A teoria feminista nos ensina que o feminicídio não começa com o ato letal. Ele é o desfecho extremo de um percurso marcado por violências múltiplas — físicas, psicológicas, sexuais, morais e patrimoniais — que as mulheres enfrentam em suas casas, no trabalho, nas ruas e até dentro de instituições públicas.
Antes mesmo que se chegue ao ponto de haver feminicídio, há uma estrutura de poder internalizada, que conduz a violência simbólica, elemento central nessa engrenagem: é ela que naturaliza e legitima a desigualdade, de forma quase que invisível aos nossos olhos. E isso, se expressa em piadas machistas, na objetificação da mulher, nos estereótipos, até que, por fim, nos atos de violência e infelizmente na culpabilização da vítima Essa violência simbólica, pavimenta o caminho para a violência física. Ela funciona como um mecanismo de manutenção das estruturas de poder patriarcais, fazendo com que muitas mulheres sequer reconheçam que estão em situação de violência — e quando reconhecem, muitas vezes não encontram respaldo nas instituições do Estado.
Se não olharmos para a violência simbólica que nos permeia, nas entranhas das nossas relações diárias e buscar combate-la, não seremos jamais capazes de combater a violência física e os feminicídios que tanto nos assustam.
O feminicídio, portanto, não é só um crime contra uma pessoa: é um crime contra o direito das mulheres de viverem com dignidade e liberdade. É a consequência de uma cultura de controle e submissão, onde o agressor sente-se legitimado a exercer poder sobre a vida da mulher, muitas vezes com a conivência do silêncio social.
Quando analisamos esse cenário sob uma lente interseccional, vemos que ele é ainda mais cruel com mulheres negras, indígenas, periféricas, com deficiência ou em situação de vulnerabilidade social. Essas mulheres, historicamente marginalizadas, têm ainda menos acesso a redes de proteção e justiça. É por isso que políticas públicas precisam ser sensíveis a essas múltiplas camadas de opressão. Não há solução universal para um problema que se manifesta de formas tão diversas.
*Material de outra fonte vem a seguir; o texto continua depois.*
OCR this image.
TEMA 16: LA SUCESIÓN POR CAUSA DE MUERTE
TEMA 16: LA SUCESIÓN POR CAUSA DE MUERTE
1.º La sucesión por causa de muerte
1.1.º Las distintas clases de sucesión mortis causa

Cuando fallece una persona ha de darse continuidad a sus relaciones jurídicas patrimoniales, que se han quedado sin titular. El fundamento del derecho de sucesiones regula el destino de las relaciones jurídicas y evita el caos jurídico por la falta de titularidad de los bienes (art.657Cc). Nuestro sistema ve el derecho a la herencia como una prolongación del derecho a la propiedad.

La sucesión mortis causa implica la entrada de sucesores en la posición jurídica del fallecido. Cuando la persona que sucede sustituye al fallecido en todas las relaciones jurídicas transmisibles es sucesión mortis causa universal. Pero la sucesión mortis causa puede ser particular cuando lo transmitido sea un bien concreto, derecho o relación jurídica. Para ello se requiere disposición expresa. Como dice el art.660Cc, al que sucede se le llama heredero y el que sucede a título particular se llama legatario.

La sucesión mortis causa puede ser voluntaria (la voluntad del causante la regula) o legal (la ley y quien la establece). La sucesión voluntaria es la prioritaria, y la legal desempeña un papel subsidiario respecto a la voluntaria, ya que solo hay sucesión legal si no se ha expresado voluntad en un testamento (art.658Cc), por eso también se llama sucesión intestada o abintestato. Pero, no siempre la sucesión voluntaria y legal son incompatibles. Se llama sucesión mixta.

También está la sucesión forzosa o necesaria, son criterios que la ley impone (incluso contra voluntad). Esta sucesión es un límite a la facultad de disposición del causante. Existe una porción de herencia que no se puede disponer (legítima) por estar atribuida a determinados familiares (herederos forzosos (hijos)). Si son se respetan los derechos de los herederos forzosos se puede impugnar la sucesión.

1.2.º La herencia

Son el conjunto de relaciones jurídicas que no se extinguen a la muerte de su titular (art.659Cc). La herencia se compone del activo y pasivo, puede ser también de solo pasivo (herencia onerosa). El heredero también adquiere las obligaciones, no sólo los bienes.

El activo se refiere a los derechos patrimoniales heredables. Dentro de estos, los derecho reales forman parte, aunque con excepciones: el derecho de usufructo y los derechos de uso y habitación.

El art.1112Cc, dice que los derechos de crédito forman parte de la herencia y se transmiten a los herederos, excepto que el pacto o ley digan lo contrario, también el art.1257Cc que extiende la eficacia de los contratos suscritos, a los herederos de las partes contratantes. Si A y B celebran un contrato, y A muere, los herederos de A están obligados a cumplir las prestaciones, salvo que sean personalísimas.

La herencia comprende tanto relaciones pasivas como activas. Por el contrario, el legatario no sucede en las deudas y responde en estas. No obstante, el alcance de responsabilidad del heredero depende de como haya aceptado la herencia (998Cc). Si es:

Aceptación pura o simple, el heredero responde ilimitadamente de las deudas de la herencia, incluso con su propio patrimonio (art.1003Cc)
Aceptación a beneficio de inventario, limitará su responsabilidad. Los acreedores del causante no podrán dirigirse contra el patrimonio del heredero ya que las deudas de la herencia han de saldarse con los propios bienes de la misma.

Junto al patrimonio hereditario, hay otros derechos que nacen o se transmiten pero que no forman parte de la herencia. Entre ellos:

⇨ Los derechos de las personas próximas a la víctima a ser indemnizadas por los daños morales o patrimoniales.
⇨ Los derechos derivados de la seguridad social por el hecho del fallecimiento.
O enfrentamento ao feminicídio passa, necessariamente, por medidas estruturais e urgentes:
Fortalecer a rede de proteção e acolhimento, com delegacias especializadas, casas-abrigo, assistência jurídica e atendimento psicossocial às mulheres em risco. Educar para a equidade de gênero, desde os primeiros anos escolares, desconstruindo papéis sociais opressivos e promovendo uma cultura de respeito e liberdade.
Capacitar as instituições públicas, especialmente as ligadas à segurança e justiça, para atuar com sensibilidade de gênero e acolher de fato as denúncias.
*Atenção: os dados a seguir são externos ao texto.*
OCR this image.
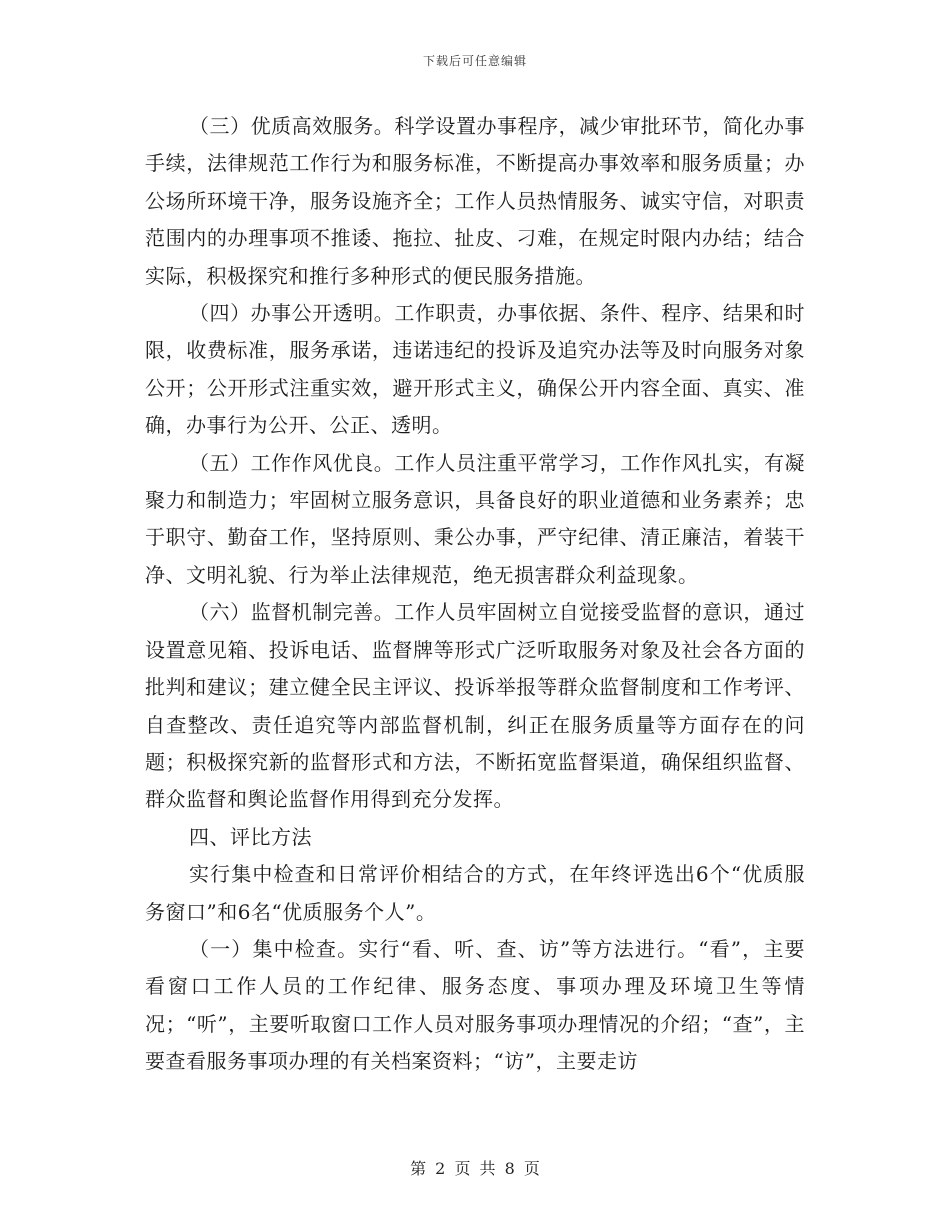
下载后可任意编辑

（三）优质高效服务。科学设置办事程序，减少审批环节，简化办事手续，法律规范工作行为和服务标准，不断提高办事效率和服务质量；办公场所环境干净，服务设施齐全；工作人员热情服务、诚实守信，对职责范围内的办理事项不推诿、拖拉、扯皮、刁难，在规定时限内办结；结合实际，积极探究和推行多种形式的便民服务措施。

（四）办事公开透明。工作职责，办事依据、条件、程序、结果和时限，收费标准，服务承诺，违诺违纪的投诉及追究办法等及时向服务对象公开；公开形式注重实效，避开形式主义，确保公开内容全面、真实、准确，办事行为公开、公正、透明。

（五）工作作风优良。工作人员注重平常学习，工作作风扎实，有凝聚力和制造力；牢固树立服务意识，具备良好的职业道德和业务素养；忠于职守、勤奋工作，坚持原则、秉公办事，严守纪律、清正廉洁，着装干净、文明礼貌、行为举止法律规范，绝无损害群众利益现象。

（六）监督机制完善。工作人员牢固树立自觉接受监督的意识，通过设置意见箱、投诉电话、监督牌等形式广泛听取服务对象及社会各方面的批判和建议；建立健全民主评议、投诉举报等群众监督制度和工作考评、自查整改、责任追究等内部监督机制，纠正在服务质量等方面存在的问题；积极探究新的监督形式和方法，不断拓宽监督渠道，确保组织监督、群众监督和舆论监督作用得到充分发挥。

四、评比方法

实行集中检查和日常评价相结合的方式，在年终评选出6个“优质服务窗口”和6名“优质服务个人”。

（一）集中检查。实行“看、听、查、访”等方法进行。“看”，主要看窗口工作人员的工作纪律、服务态度、事项办理及环境卫生等情况；“听”，主要听取窗口工作人员对服务事项办理情况的介绍；“查”，主要查看服务事项办理的有关档案资料；“访”，主要走访

第 2 页 共 8 页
Responsabilizar efetivamente os agressores, com aplicação rigorosa da Lei Maria da Penha e monitoramento de medidas protetivas.
Promover campanhas contínuas de conscientização, que enfrentem a cultura do machismo e desnaturalizem a violência simbólica.
É urgente que o poder público, em todas as esferas, assuma sua responsabilidade diante dessa tragédia anunciada. Não podemos continuar naturalizando a morte de mulheres como se fosse inevitável. Não é. É fruto de escolhas — ou da falta delas — que fazemos enquanto sociedade.
Seis feminicídios em um único dia é um grito que não pode ser ignorado. Que a dor dessas famílias nos convoque à ação. Porque cada mulher assassinada é uma ferida aberta na nossa democracia.